College students on the brink of graduation have many decisions to make about the future. As they step out into the wide world, one conundrum they might face is which job offer to accept: the one with the higher paycheck, or the one that more closely aligns with their goals?

As the president of EBR Energy LP in Sugar Land, Texas, Mark Ely ’83 what employers are looking for in new hires. He had some advice for Mays students from the other side of the desk, as well as from his past experiences being in their shoes.

EBR Energy LP president Mark Ely '83 writes down characteristics of an ideal employee during a brainstorming session with Mays management students.
EBR Energy LP president Mark Ely ’83 writes down characteristics of an ideal employee during a brainstorming session with Mays management students. (view more photos)

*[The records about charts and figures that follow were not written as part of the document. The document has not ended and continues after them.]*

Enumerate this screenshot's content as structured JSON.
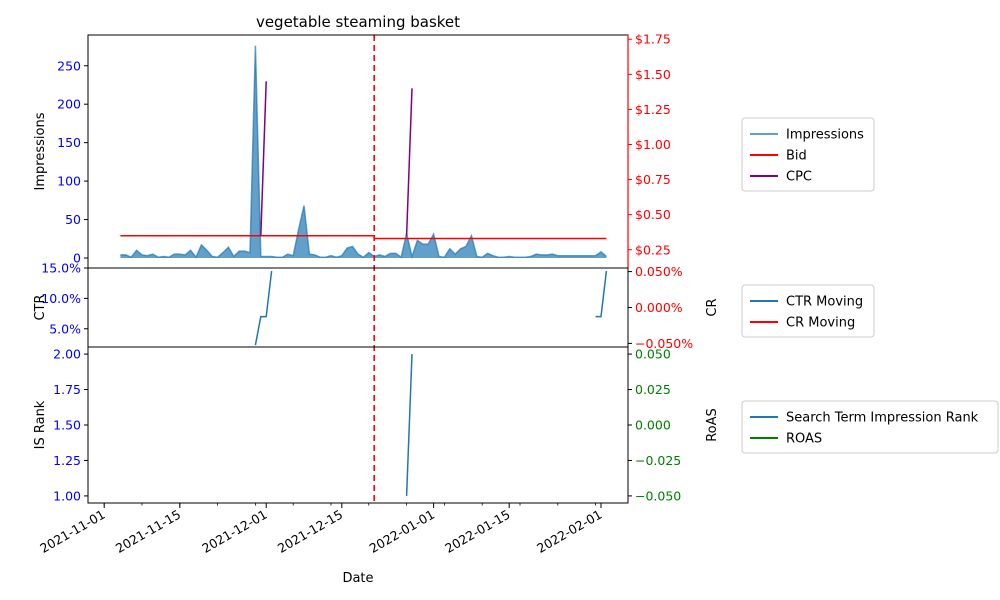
{
  "chart_data": {
    "type": "line",
    "title": "vegetable steaming basket",
    "xlabel": "Date",
    "x_ticks": [
      "2021-11-01",
      "2021-11-15",
      "2021-12-01",
      "2021-12-15",
      "2022-01-01",
      "2022-01-15",
      "2022-02-01"
    ],
    "x_range": [
      "2021-10-29",
      "2022-02-06"
    ],
    "event_date": "2021-12-21",
    "event_color": "#ff0000",
    "panels": [
      {
        "id": "impressions",
        "left_axis": {
          "label": "Impressions",
          "ylim": [
            -13,
            290
          ],
          "ticks": [
            0,
            50,
            100,
            150,
            200,
            250
          ],
          "tick_labels": [
            "0",
            "50",
            "100",
            "150",
            "200",
            "250"
          ],
          "tick_color": "#0000ff"
        },
        "right_axis": {
          "label": "",
          "ylim": [
            0.12,
            1.78
          ],
          "ticks": [
            0.25,
            0.5,
            0.75,
            1.0,
            1.25,
            1.5,
            1.75
          ],
          "tick_labels": [
            "$0.25",
            "$0.50",
            "$0.75",
            "$1.00",
            "$1.25",
            "$1.50",
            "$1.75"
          ],
          "tick_color": "#ff0000",
          "spine_color": "#ff0000"
        },
        "series": [
          {
            "name": "Impressions",
            "axis": "left",
            "kind": "area",
            "color": "#1f77b4",
            "x": [
              "2021-11-04",
              "2021-11-05",
              "2021-11-06",
              "2021-11-07",
              "2021-11-08",
              "2021-11-09",
              "2021-11-10",
              "2021-11-11",
              "2021-11-12",
              "2021-11-13",
              "2021-11-14",
              "2021-11-15",
              "2021-11-16",
              "2021-11-17",
              "2021-11-18",
              "2021-11-19",
              "2021-11-20",
              "2021-11-21",
              "2021-11-22",
              "2021-11-23",
              "2021-11-24",
              "2021-11-25",
              "2021-11-26",
              "2021-11-27",
              "2021-11-28",
              "2021-11-29",
              "2021-11-30",
              "2021-12-01",
              "2021-12-02",
              "2021-12-03",
              "2021-12-04",
              "2021-12-05",
              "2021-12-06",
              "2021-12-07",
              "2021-12-08",
              "2021-12-09",
              "2021-12-10",
              "2021-12-11",
              "2021-12-12",
              "2021-12-13",
              "2021-12-14",
              "2021-12-15",
              "2021-12-16",
              "2021-12-17",
              "2021-12-18",
              "2021-12-19",
              "2021-12-20",
              "2021-12-21",
              "2021-12-22",
              "2021-12-23",
              "2021-12-24",
              "2021-12-25",
              "2021-12-26",
              "2021-12-27",
              "2021-12-28",
              "2021-12-29",
              "2021-12-30",
              "2021-12-31",
              "2022-01-01",
              "2022-01-02",
              "2022-01-03",
              "2022-01-04",
              "2022-01-05",
              "2022-01-06",
              "2022-01-07",
              "2022-01-08",
              "2022-01-09",
              "2022-01-10",
              "2022-01-11",
              "2022-01-12",
              "2022-01-13",
              "2022-01-14",
              "2022-01-15",
              "2022-01-16",
              "2022-01-17",
              "2022-01-18",
              "2022-01-19",
              "2022-01-20",
              "2022-01-21",
              "2022-01-22",
              "2022-01-23",
              "2022-01-24",
              "2022-01-25",
              "2022-01-26",
              "2022-01-27",
              "2022-01-28",
              "2022-01-29",
              "2022-01-30",
              "2022-01-31",
              "2022-02-01",
              "2022-02-02"
            ],
            "values": [
              4,
              4,
              1,
              10,
              4,
              3,
              5,
              1,
              2,
              1,
              5,
              5,
              4,
              10,
              1,
              17,
              10,
              2,
              1,
              7,
              14,
              2,
              9,
              9,
              7,
              276,
              2,
              2,
              2,
              1,
              1,
              5,
              3,
              37,
              68,
              5,
              4,
              1,
              1,
              3,
              1,
              3,
              13,
              15,
              5,
              1,
              7,
              2,
              4,
              2,
              6,
              6,
              1,
              32,
              2,
              23,
              18,
              18,
              31,
              2,
              1,
              12,
              5,
              12,
              15,
              29,
              2,
              1,
              6,
              3,
              1,
              1,
              2,
              1,
              1,
              1,
              2,
              5,
              4,
              4,
              5,
              3,
              3,
              3,
              3,
              3,
              3,
              3,
              3,
              8,
              2
            ]
          },
          {
            "name": "Bid",
            "axis": "right",
            "kind": "step",
            "color": "#ff0000",
            "x": [
              "2021-11-04",
              "2021-12-21",
              "2021-12-21",
              "2022-02-02"
            ],
            "values": [
              0.35,
              0.35,
              0.33,
              0.33
            ]
          },
          {
            "name": "CPC",
            "axis": "right",
            "kind": "line",
            "color": "#800080",
            "segments": [
              {
                "x": [
                  "2021-11-30",
                  "2021-12-01"
                ],
                "values": [
                  0.35,
                  1.45
                ]
              },
              {
                "x": [
                  "2021-12-27",
                  "2021-12-28"
                ],
                "values": [
                  0.35,
                  1.4
                ]
              }
            ]
          }
        ],
        "legend": {
          "placement": "right",
          "entries": [
            "Impressions",
            "Bid",
            "CPC"
          ]
        }
      },
      {
        "id": "ctr",
        "left_axis": {
          "label": "CTR",
          "ylim": [
            2.0,
            15.0
          ],
          "ticks": [
            5.0,
            10.0,
            15.0
          ],
          "tick_labels": [
            "5.0%",
            "10.0%",
            "15.0%"
          ],
          "tick_color": "#0000ff"
        },
        "right_axis": {
          "label": "CR",
          "ylim": [
            -0.055,
            0.055
          ],
          "ticks": [
            -0.05,
            0.0,
            0.05
          ],
          "tick_labels": [
            "−0.050%",
            "0.000%",
            "0.050%"
          ],
          "tick_color": "#ff0000"
        },
        "series": [
          {
            "name": "CTR Moving",
            "axis": "left",
            "kind": "line",
            "color": "#1f77b4",
            "segments": [
              {
                "x": [
                  "2021-11-29",
                  "2021-11-30",
                  "2021-12-01",
                  "2021-12-02"
                ],
                "values": [
                  2.3,
                  7.0,
                  7.0,
                  14.5
                ]
              },
              {
                "x": [
                  "2022-01-31",
                  "2022-02-01",
                  "2022-02-02"
                ],
                "values": [
                  7.0,
                  7.0,
                  14.5
                ]
              }
            ]
          },
          {
            "name": "CR Moving",
            "axis": "right",
            "kind": "line",
            "color": "#ff0000",
            "segments": []
          }
        ],
        "legend": {
          "placement": "right",
          "entries": [
            "CTR Moving",
            "CR Moving"
          ]
        }
      },
      {
        "id": "rank",
        "left_axis": {
          "label": "IS Rank",
          "ylim": [
            0.95,
            2.05
          ],
          "ticks": [
            1.0,
            1.25,
            1.5,
            1.75,
            2.0
          ],
          "tick_labels": [
            "1.00",
            "1.25",
            "1.50",
            "1.75",
            "2.00"
          ],
          "tick_color": "#0000ff"
        },
        "right_axis": {
          "label": "RoAS",
          "ylim": [
            -0.055,
            0.055
          ],
          "ticks": [
            -0.05,
            -0.025,
            0.0,
            0.025,
            0.05
          ],
          "tick_labels": [
            "−0.050",
            "−0.025",
            "0.000",
            "0.025",
            "0.050"
          ],
          "tick_color": "#008000"
        },
        "series": [
          {
            "name": "Search Term Impression Rank",
            "axis": "left",
            "kind": "line",
            "color": "#1f77b4",
            "segments": [
              {
                "x": [
                  "2021-12-27",
                  "2021-12-28"
                ],
                "values": [
                  1.0,
                  2.0
                ]
              }
            ]
          },
          {
            "name": "ROAS",
            "axis": "right",
            "kind": "line",
            "color": "#008000",
            "segments": []
          }
        ],
        "legend": {
          "placement": "right",
          "entries": [
            "Search Term Impression Rank",
            "ROAS"
          ]
        }
      }
    ],
    "grid": false
  }
}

Ely spoke about the importance of having a plan, a flexible plan. He admitted when he left college, he didn’t know what he wanted to do. “It’s a good idea to make a list of things you want to accomplish, and then keep that list in mind when you go out looking for a job.” He went on to note that one of the biggest mistakes a young professional can make is choosing a job purely on the basis of income. Yes, Ely conceded, it’s nice to be able to live the lifestyle you want, but the most important thing is that you’re happy doing what you do. “Is this company going to help accomplish my goals? Do we have the same goals? Those are the questions you need to be asking,” Ely said as he compared job-hunting to relationships. In the same way people surround themselves with friends who have similar goals, they should also look for a company with goals that match.

Students asked Ely, how do you impress potential employers? Ely considered the question, then repackaged it and turned it back over to the students: “What do you think is going to be expected of you from your future employer?” As students spouted off characteristics of the ideal employee, Ely grabbed a marker and began making a list on the whiteboard. He talked about the merits of each of their answers, and then condensed the sizable list down to two main characteristics: communication and problem-solving skills.

Communicating effectively is one of the most important qualities EBR Energy looks for. “You can have a brilliant idea, but if you can’t communicate it effectively, then it won’t do anybody any good.”

When it comes to problem solving, Ely knows whereof he speaks: his business requires creative thinking daily to thrive in an ever-changing market. “The lifecycle for one of our projects is approximately five years,” Ely said as he talked about the significant investment that goes into problem solving and innovation. In all facets of business, an employer is going to want the most effective answer to a problem, not merely a right answer.

Though there are many concerns for young people in the workplace, the most important thing of all, Ely told students, is to remember that, “you are a unique individual with unique characteristics. Don’t let [corporations] change you.”